What a wild couple months it’s been around here! Tamarack Arts launched, a semester culminated, new students onboarding, some students moving on…but the year of professional development continues! For July, I’m going to be writing about (and doing a podcast discussing) Amit Peled’s fabulous text The First Hour: A Cellist’s Daily Technical Regimen.

This book was something I’d seen around—you probably have, too—but I only bought it after taking a lesson with Amit, myself. What a wonderful teacher! It’s so nice to have an objective, compassionate expert look at my playing after all of these years on my own. My main goal was to dissect a bit of thumb position technique, specifically double stops between 3 and 1 in an extended position. This has never been comfortable for me in 5th, 6th, and 7th positions, and I just couldn’t make it work where it was resonant and physically viable. I demonstrated my problem.

“Oh, yeah, that’s really hard: just change the fingering”, he said.

I nearly died. Three decades thinking I was just not ever going to get those few measures in Popper 9 and 13! So that was great. I think I needed to hear it from a master pedagogue: so much of Popper is about the fingerings, and I already have to fight impostor syndrome on bits of the Hohe Schule I hadn’t previously studied at music school.

With that issue resolved, we had 50 minutes of lesson left, and I asked him to look at my vibrato, and see if there were other things that could use adjustment. One of my dearest colleagues out here is one of his star students, and I’ve been enamored of her vibrato, especially in high positions, for YEARS. He acknowledged that she is just really special (awwww) but offered a little tweak in my technique to get me a little closer to her wildly expressive wobble.
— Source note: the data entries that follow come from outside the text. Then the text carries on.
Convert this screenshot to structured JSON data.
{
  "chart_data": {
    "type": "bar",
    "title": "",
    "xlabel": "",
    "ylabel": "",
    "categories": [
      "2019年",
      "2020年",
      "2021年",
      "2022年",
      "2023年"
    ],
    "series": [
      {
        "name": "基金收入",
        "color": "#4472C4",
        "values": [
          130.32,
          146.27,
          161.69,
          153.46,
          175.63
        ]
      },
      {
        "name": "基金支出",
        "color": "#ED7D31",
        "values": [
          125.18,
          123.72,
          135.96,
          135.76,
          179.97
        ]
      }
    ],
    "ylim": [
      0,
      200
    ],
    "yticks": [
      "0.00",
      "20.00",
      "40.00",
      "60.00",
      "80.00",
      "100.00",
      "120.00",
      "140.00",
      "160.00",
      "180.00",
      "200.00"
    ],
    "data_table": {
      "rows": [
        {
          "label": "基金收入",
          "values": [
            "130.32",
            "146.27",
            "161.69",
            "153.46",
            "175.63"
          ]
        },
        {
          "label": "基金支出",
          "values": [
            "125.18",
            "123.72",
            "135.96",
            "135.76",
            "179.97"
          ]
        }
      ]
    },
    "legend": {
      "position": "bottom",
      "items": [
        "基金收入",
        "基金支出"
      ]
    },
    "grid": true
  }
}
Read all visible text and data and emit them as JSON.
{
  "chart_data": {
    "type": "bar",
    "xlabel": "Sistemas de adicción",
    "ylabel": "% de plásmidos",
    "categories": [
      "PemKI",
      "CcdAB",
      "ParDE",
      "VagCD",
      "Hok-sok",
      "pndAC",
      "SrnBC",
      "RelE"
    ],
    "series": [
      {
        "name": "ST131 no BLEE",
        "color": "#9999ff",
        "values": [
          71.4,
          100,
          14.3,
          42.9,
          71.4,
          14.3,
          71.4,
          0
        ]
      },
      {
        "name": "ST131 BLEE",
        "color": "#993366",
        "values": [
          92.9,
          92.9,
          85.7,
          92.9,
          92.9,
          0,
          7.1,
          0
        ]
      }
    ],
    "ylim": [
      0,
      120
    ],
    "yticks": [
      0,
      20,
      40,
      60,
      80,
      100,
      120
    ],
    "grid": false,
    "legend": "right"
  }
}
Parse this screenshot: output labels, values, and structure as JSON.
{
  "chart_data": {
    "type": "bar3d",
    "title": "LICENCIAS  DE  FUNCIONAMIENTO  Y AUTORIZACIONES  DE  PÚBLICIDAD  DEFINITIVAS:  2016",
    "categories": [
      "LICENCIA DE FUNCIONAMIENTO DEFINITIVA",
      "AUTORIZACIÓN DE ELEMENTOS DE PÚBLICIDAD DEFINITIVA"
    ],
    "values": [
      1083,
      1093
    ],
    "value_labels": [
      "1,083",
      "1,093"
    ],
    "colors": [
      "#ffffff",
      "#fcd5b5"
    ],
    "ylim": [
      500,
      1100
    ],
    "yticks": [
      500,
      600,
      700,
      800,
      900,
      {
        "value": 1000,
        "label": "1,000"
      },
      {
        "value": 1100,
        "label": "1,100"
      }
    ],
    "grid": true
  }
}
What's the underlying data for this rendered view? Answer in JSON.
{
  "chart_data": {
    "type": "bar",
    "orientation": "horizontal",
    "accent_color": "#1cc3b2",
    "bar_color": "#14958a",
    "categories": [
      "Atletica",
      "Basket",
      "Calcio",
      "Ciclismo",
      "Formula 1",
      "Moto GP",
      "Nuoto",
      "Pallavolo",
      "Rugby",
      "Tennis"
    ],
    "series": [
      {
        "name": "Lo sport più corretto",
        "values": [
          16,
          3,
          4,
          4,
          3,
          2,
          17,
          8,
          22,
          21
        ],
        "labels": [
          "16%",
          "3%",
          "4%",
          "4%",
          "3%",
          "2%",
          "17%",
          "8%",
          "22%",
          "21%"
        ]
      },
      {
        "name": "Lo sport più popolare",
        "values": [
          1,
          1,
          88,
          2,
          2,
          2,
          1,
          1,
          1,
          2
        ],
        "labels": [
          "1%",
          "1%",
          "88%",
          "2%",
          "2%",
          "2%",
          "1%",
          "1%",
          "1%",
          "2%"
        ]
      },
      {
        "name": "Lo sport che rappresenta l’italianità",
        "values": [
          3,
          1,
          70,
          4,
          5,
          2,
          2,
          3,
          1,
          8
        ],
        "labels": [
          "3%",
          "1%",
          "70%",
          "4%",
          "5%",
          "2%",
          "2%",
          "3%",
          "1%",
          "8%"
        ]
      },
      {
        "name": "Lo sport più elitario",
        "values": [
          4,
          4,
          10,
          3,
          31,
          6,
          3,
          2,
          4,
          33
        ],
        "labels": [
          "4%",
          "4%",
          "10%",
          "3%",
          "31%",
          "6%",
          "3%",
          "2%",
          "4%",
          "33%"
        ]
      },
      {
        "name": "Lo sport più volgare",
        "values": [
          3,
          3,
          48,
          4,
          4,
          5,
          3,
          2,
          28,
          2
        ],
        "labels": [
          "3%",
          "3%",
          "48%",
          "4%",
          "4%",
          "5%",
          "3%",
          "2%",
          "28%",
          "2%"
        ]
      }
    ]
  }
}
We also did some thumb position double-stop mapping and took the time to make sure I wasn’t going to re-injure myself as I venture back into a professional level practice routine with the new repertoire I’m working through. (note: Prokofiev is complete; now onto the Barber sonata!)

Much of the work we did focused on the confidence the hand can move with when you have definite ideas about the spacing of the fingers during double stops, the intervals both fingers have to move when we do, say, a scale, and then saying the names of the notes. So many professionals, rightly, read more intervallically: aka, we judge pitches by their relative distances to each other rather that go though the decoding process of letter-naming. This works in so many contexts, especially sight reading. But it does start to fall apart when doing complex things like thumb position double stops of varying major and minor shape. When there are even tiny questions about where you are and the distance you have to move to get to the next thing, intonation can suffer- and a sense of anxiety/tension creeps in. Hello, old friend! This, I know so well.

In my lesson, we did some exercises from the middle chunk of The First Hour, which I ordered, waited for excitedly like a turbo nerd, and began practicing from it daily as soon as I tore open the envelope it came in. I immediately started sharing select exercises with my students, who have already benefited from the unique way Peled presents the fundamentals of advanced technique.

Next post will be a brief summary of his thoughtful and light-hearted language of “cello emoji” and some of the most important ideas he presents in TFH. With any luck, there will be an accompanying podcast episode. I’ll let this post simmer a few days, while I submit some new stuff for Strings and see if any questions about the book float in, either here or my inbox.